Judge Richardson said: “It may be the case that, in some perverse way, you believed that you were helping the woman you claim to love, but you went about it strangely through poor medical procedures.” And went by the administration of powerful drugs that regularly put his life at risk and, on at least one occasion, nearly killed him.
“All this was done under the guise of a religious practice. It was completely bogus. What you did had nothing to do with a legitimate Islamic religious ritual.”
Nearly 200 clips recorded by Metvli over four years were presented to the jury, and included footage of Ms. Wilson strapped to her bed, in a bath, and of the white liquid being administered.
Judge Richardson said Metwali’s conduct was “deliberate, persistent and repeated”, adding that he took advantage of Ms Wilson’s vulnerability and exposed her to “great physical danger” and displayed “no shed of remorse”.

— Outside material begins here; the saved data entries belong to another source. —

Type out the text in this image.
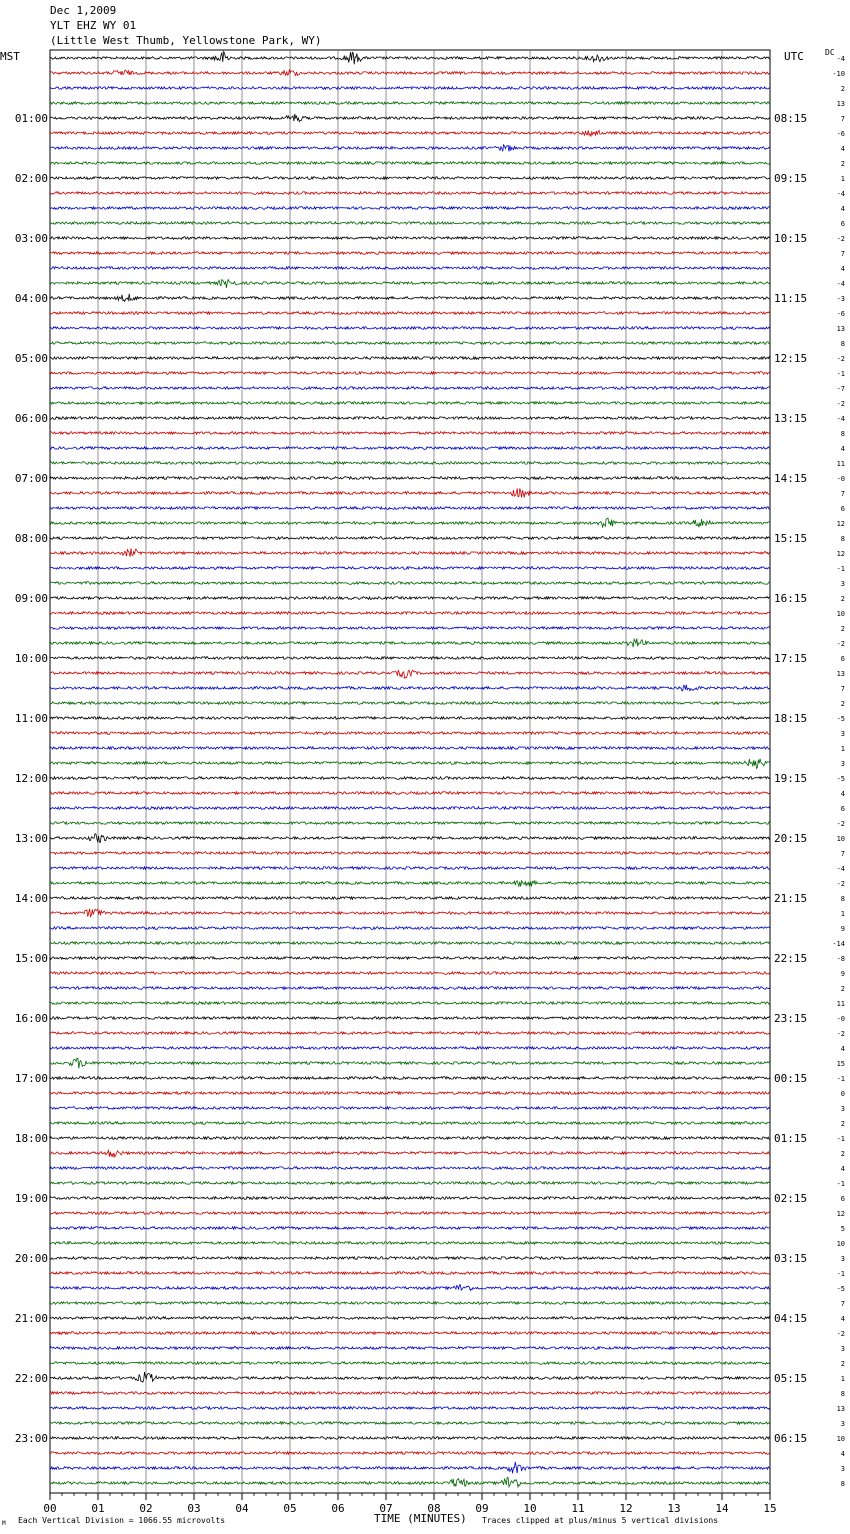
Dec 1,2009
YLT EHZ WY 01
(Little West Thumb, Yellowstone Park, WY)
MST	UTC	DC
00	01	02	03	04	05	06	07	08	09	10	11	12	13	14	15
-4
-10
2
13
7
01:00	08:15
-6
4
2
1
02:00	09:15
-4
4
6
-2
03:00	10:15
7
4
-4
-3
04:00	11:15
-6
13
8
-2
05:00	12:15
-1
-7
-2
-4
06:00	13:15
8
4
11
-0
07:00	14:15
7
6
12
8
08:00	15:15
12
-1
3
2
09:00	16:15
10
2
-2
6
10:00	17:15
13
7
2
-5
11:00	18:15
3
1
3
-5
12:00	19:15
4
6
-2
10
13:00	20:15
7
-4
-2
8
14:00	21:15
1
9
-14
-8
15:00	22:15
9
2
11
-0
16:00	23:15
-2
4
15
-1
17:00	00:15
0
3
2
-1
18:00	01:15
2
4
-1
6
19:00	02:15
12
5
10
3
20:00	03:15
-1
-5
7
4
21:00	04:15
-2
3
2
1
22:00	05:15
8
13
3
10
23:00	06:15
4
3
8
TIME (MINUTES)
Each Vertical Division = 1066.55 microvolts	Traces clipped at plus/minus 5 vertical divisions
M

The judge described the case as “very serious and utterly bizarre” and said he had never been involved in such a trial during his 41-year legal career.
Metwali, who worked at Diana Princess of Wales Hospital, also ran a pain relief clinic from her home. The court heard that he took photographs of women without their knowledge and without their clothes and took moving pictures of them when they went to his clinic for treatment.
He accepted a count of voyeurism against two female patients following his conviction.